Much has been written about the habits of effective and successful teams. And while most articles list habits such as open communication, leadership, trust, and respectfulness as being important for good teamwork, very few actually talk about how to build these habits.
This blog post aims to fill that gap by giving you a breakdown of
- how habits are structured
- some best practices to follow
- a few real-life habit building examples from our team
"We are what we repeatedly do. Excellence, then, is not an act, but a habit." – Aristotle
Healthy habit structure
According to Charles Duhigg, author of The Power of Habit, habits consist of three process steps – a 'cue', the 'routine', and a 'reward.
The cue triggers a learned routine, which in turn leads to some kind of reward. The driving power behind this 'habit loop' is an underlying desire or craving for the reward.

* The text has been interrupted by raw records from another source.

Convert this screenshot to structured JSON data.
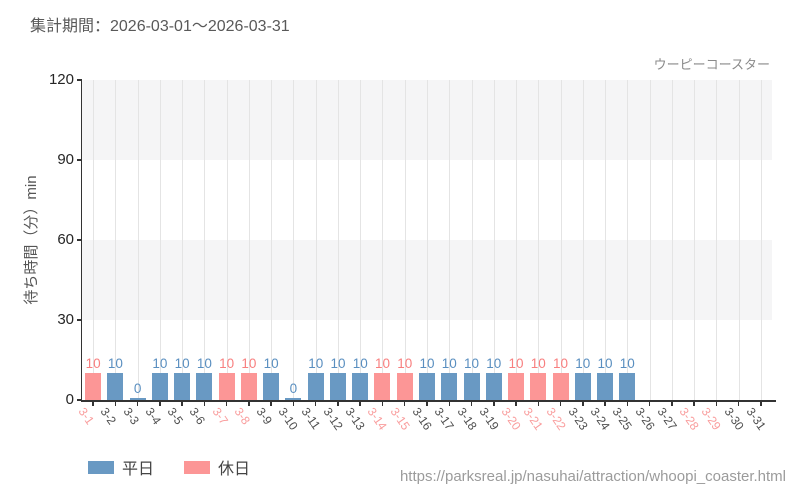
{
  "header": {
    "title": "集計期間：2026-03-01～2026-03-31"
  },
  "chart": {
    "attraction_label": "ウーピーコースター",
    "y_axis_title": "待ち時間（分）min",
    "legend": [
      {
        "label": "平日",
        "color": "#6999c3"
      },
      {
        "label": "休日",
        "color": "#fc9696"
      }
    ]
  },
  "chart_data": {
    "type": "bar",
    "title": "集計期間：2026-03-01～2026-03-31",
    "xlabel": "",
    "ylabel": "待ち時間（分）min",
    "ylim": [
      0,
      120
    ],
    "yticks": [
      0,
      30,
      60,
      90,
      120
    ],
    "grid": "alternating horizontal gray bands + vertical gridlines per category",
    "legend_position": "bottom-left",
    "legend": [
      "平日",
      "休日"
    ],
    "categories": [
      "3-1",
      "3-2",
      "3-3",
      "3-4",
      "3-5",
      "3-6",
      "3-7",
      "3-8",
      "3-9",
      "3-10",
      "3-11",
      "3-12",
      "3-13",
      "3-14",
      "3-15",
      "3-16",
      "3-17",
      "3-18",
      "3-19",
      "3-20",
      "3-21",
      "3-22",
      "3-23",
      "3-24",
      "3-25",
      "3-26",
      "3-27",
      "3-28",
      "3-29",
      "3-30",
      "3-31"
    ],
    "values": [
      10,
      10,
      0,
      10,
      10,
      10,
      10,
      10,
      10,
      0,
      10,
      10,
      10,
      10,
      10,
      10,
      10,
      10,
      10,
      10,
      10,
      10,
      10,
      10,
      10,
      null,
      null,
      null,
      null,
      null,
      null
    ],
    "day_types": [
      "holiday",
      "weekday",
      "weekday",
      "weekday",
      "weekday",
      "weekday",
      "holiday",
      "holiday",
      "weekday",
      "weekday",
      "weekday",
      "weekday",
      "weekday",
      "holiday",
      "holiday",
      "weekday",
      "weekday",
      "weekday",
      "weekday",
      "holiday",
      "holiday",
      "holiday",
      "weekday",
      "weekday",
      "weekday",
      "weekday",
      "weekday",
      "holiday",
      "holiday",
      "weekday",
      "weekday"
    ]
  },
  "colors": {
    "weekday_bar": "#6999c3",
    "holiday_bar": "#fc9696",
    "weekday_value_label": "#5a8fc0",
    "holiday_value_label": "#f87f7f",
    "weekday_tick_label": "#4d4d4d",
    "holiday_tick_label": "#f99c9c",
    "band_gray": "#f5f5f6",
    "band_white": "#ffffff",
    "gridline": "#e4e4e4",
    "axis": "#333333"
  },
  "footer": {
    "url": "https://parksreal.jp/nasuhai/attraction/whoopi_coaster.html"
  }
}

An example of a possible habit loop for 'active listening'
Take the habit of active listening, for example:
- the cue = a colleague asks to speak to you
- the routine = concentrate on your colleague without interrupting
- the reward = discerning the core of a problem
In order for a loop to become more than just a learned pattern, to become an actual habit, you have to develop a craving for the reward – in this case, getting to the bottom of things. This craving is essential as it is the foundation of the habit loop. Without it no habit can be developed.

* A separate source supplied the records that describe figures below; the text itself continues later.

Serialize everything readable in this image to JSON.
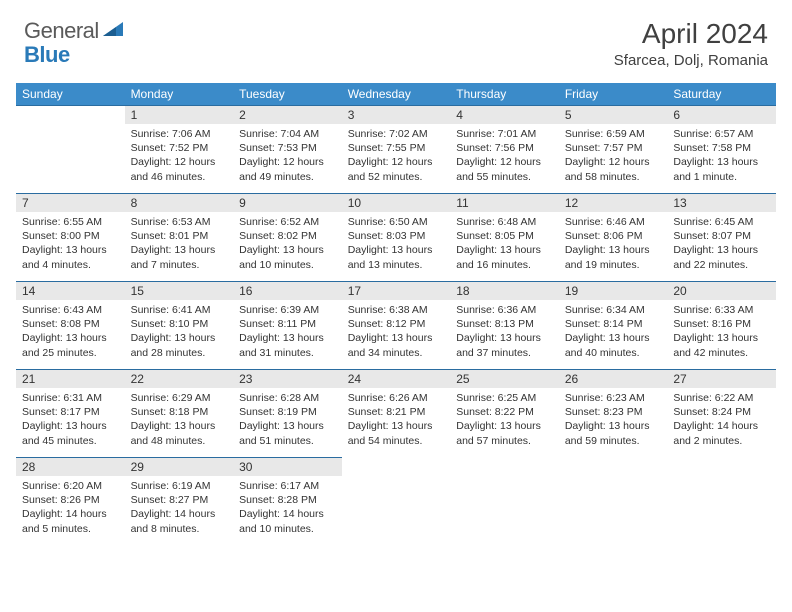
{
  "logo": {
    "general": "General",
    "blue": "Blue"
  },
  "title": "April 2024",
  "location": "Sfarcea, Dolj, Romania",
  "colors": {
    "header_bg": "#3b8bc9",
    "header_text": "#ffffff",
    "day_num_bg": "#e8e8e8",
    "cell_border": "#2a6ca0",
    "logo_gray": "#5a5a5a",
    "logo_blue": "#2a7ab8",
    "body_text": "#333333"
  },
  "weekdays": [
    "Sunday",
    "Monday",
    "Tuesday",
    "Wednesday",
    "Thursday",
    "Friday",
    "Saturday"
  ],
  "leading_blanks": 1,
  "days": [
    {
      "n": 1,
      "sr": "7:06 AM",
      "ss": "7:52 PM",
      "dl": "12 hours and 46 minutes"
    },
    {
      "n": 2,
      "sr": "7:04 AM",
      "ss": "7:53 PM",
      "dl": "12 hours and 49 minutes"
    },
    {
      "n": 3,
      "sr": "7:02 AM",
      "ss": "7:55 PM",
      "dl": "12 hours and 52 minutes"
    },
    {
      "n": 4,
      "sr": "7:01 AM",
      "ss": "7:56 PM",
      "dl": "12 hours and 55 minutes"
    },
    {
      "n": 5,
      "sr": "6:59 AM",
      "ss": "7:57 PM",
      "dl": "12 hours and 58 minutes"
    },
    {
      "n": 6,
      "sr": "6:57 AM",
      "ss": "7:58 PM",
      "dl": "13 hours and 1 minute"
    },
    {
      "n": 7,
      "sr": "6:55 AM",
      "ss": "8:00 PM",
      "dl": "13 hours and 4 minutes"
    },
    {
      "n": 8,
      "sr": "6:53 AM",
      "ss": "8:01 PM",
      "dl": "13 hours and 7 minutes"
    },
    {
      "n": 9,
      "sr": "6:52 AM",
      "ss": "8:02 PM",
      "dl": "13 hours and 10 minutes"
    },
    {
      "n": 10,
      "sr": "6:50 AM",
      "ss": "8:03 PM",
      "dl": "13 hours and 13 minutes"
    },
    {
      "n": 11,
      "sr": "6:48 AM",
      "ss": "8:05 PM",
      "dl": "13 hours and 16 minutes"
    },
    {
      "n": 12,
      "sr": "6:46 AM",
      "ss": "8:06 PM",
      "dl": "13 hours and 19 minutes"
    },
    {
      "n": 13,
      "sr": "6:45 AM",
      "ss": "8:07 PM",
      "dl": "13 hours and 22 minutes"
    },
    {
      "n": 14,
      "sr": "6:43 AM",
      "ss": "8:08 PM",
      "dl": "13 hours and 25 minutes"
    },
    {
      "n": 15,
      "sr": "6:41 AM",
      "ss": "8:10 PM",
      "dl": "13 hours and 28 minutes"
    },
    {
      "n": 16,
      "sr": "6:39 AM",
      "ss": "8:11 PM",
      "dl": "13 hours and 31 minutes"
    },
    {
      "n": 17,
      "sr": "6:38 AM",
      "ss": "8:12 PM",
      "dl": "13 hours and 34 minutes"
    },
    {
      "n": 18,
      "sr": "6:36 AM",
      "ss": "8:13 PM",
      "dl": "13 hours and 37 minutes"
    },
    {
      "n": 19,
      "sr": "6:34 AM",
      "ss": "8:14 PM",
      "dl": "13 hours and 40 minutes"
    },
    {
      "n": 20,
      "sr": "6:33 AM",
      "ss": "8:16 PM",
      "dl": "13 hours and 42 minutes"
    },
    {
      "n": 21,
      "sr": "6:31 AM",
      "ss": "8:17 PM",
      "dl": "13 hours and 45 minutes"
    },
    {
      "n": 22,
      "sr": "6:29 AM",
      "ss": "8:18 PM",
      "dl": "13 hours and 48 minutes"
    },
    {
      "n": 23,
      "sr": "6:28 AM",
      "ss": "8:19 PM",
      "dl": "13 hours and 51 minutes"
    },
    {
      "n": 24,
      "sr": "6:26 AM",
      "ss": "8:21 PM",
      "dl": "13 hours and 54 minutes"
    },
    {
      "n": 25,
      "sr": "6:25 AM",
      "ss": "8:22 PM",
      "dl": "13 hours and 57 minutes"
    },
    {
      "n": 26,
      "sr": "6:23 AM",
      "ss": "8:23 PM",
      "dl": "13 hours and 59 minutes"
    },
    {
      "n": 27,
      "sr": "6:22 AM",
      "ss": "8:24 PM",
      "dl": "14 hours and 2 minutes"
    },
    {
      "n": 28,
      "sr": "6:20 AM",
      "ss": "8:26 PM",
      "dl": "14 hours and 5 minutes"
    },
    {
      "n": 29,
      "sr": "6:19 AM",
      "ss": "8:27 PM",
      "dl": "14 hours and 8 minutes"
    },
    {
      "n": 30,
      "sr": "6:17 AM",
      "ss": "8:28 PM",
      "dl": "14 hours and 10 minutes"
    }
  ]
}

Habits can change corporate success
Habits are powerful enough to influence business strategy. This example from Duhigg's book The Power of Habits is proof:
After taking over a troubled company, a business man called O'Neill made an unexpected move. Instead of downsizing or making financial cuts, O'Neill established a habit loop which influenced the company's communication, openness, and innovation potential.
As soon as someone in production was injured (cue), the unit manager was obligated to report the accident to O'Neill within a 24 hour time frame. Additionally, they would have to make suggestions on how to prevent such injuries in the future (routine). O'Neill also instituted the rule that only people who followed this system would be promoted (reward).
In order to meet the 24 hour deadline, unit managers had to be in frequent contact with their floor managers who in turn had to be able to identify safety issues and collect improvement suggestions quickly. This prompted a change in the company's overall communication, openness and innovation habits.
In the end a habit loop changed the company's overall success.
Best practices of building habits
Understanding the theory behind habit building is one thing. Actually going about developing them is another. But identifying rewards you truly crave and are therefore willing to work hard for is one of the most important steps.
To find motivation strong enough to allow you to develop actual habits, you'll need to do some self-reflecting. Ask yourself: what do I want, what is important to me at work? Possible answers include, but aren't limited to:
- monetary gains
After you have identified the reward, you can decide on an appropriate cue and routine. Normally habits aren't developed in such a deliberate fashion; they form on a more unconscious level. But, if you want to change or establish habits, actively defining your habit loop can make a significant difference.
Of course, there are a few more best practices you can follow to hatch healthy habits:
- Take baby steps: If you want to improve the level of appreciation in your team, start by saying thank you at the end of each meeting. After you've accomplished that, start making those thank-yous more specific: "Thank you for working so hard yesterday to get this task done".
- Make a plan: To foster open communication, schedule a daily stand-up meeting to discuss to keep everyone on the same page about what is going on.
- Be positive: For example, say "let's openly address problems" instead of "let's stop keeping information to ourselves" – people are more likely to get onboard.
- Be precise: If you are trying to establish a habit of innovating in your team, schedule brainstorming sessions or hackathons with specific dates. Just saying "we need to innovate more" probably won't help.
- Collaborate: Find a colleague who wants to build the same habit as you. Even just telling someone about your habit building plan creates a sense of accountability.
Changing bad habits
To get rid of a bad habit, only change the routine. Keep the cue and the reward. For example: Instead of interrupting (old routine) as soon as you hear someone make a mistake (cue), wait until they have finished to offer your observation (new routine). Don't forget that you need to crave the reward in order for this to work. In this case, it may be that you value accuracy or want to be seen as observant (reward).
Some examples from the office
Now that we've covered theory and best practices, let's hear from real people here at K15t Software to learn how they go about building habits as individuals or as a team.
"When I talk to my team about a certain practice I'd like them to implement, e.g. a file naming convention, the most important part is to explain why this change needs to be made. I want my team to really understand the point of a certain habit. If they' re on board with the bigger purpose, that's the best way to leave them motivated to actually make and stick with the change."
– Davin, Director of Marketing
"I set up a recurring calendar notification which contains a reminder of the reward I get once I've completed my routine. It's a great way to motivate myself."
– Sarah, Sales Specialist
"My team's habits normally establish themselves organically if everyone understands and agrees. If a certain routine doesn't become a team habit, it can be an indicator that some part of the habit may not make sense or needs to be improved."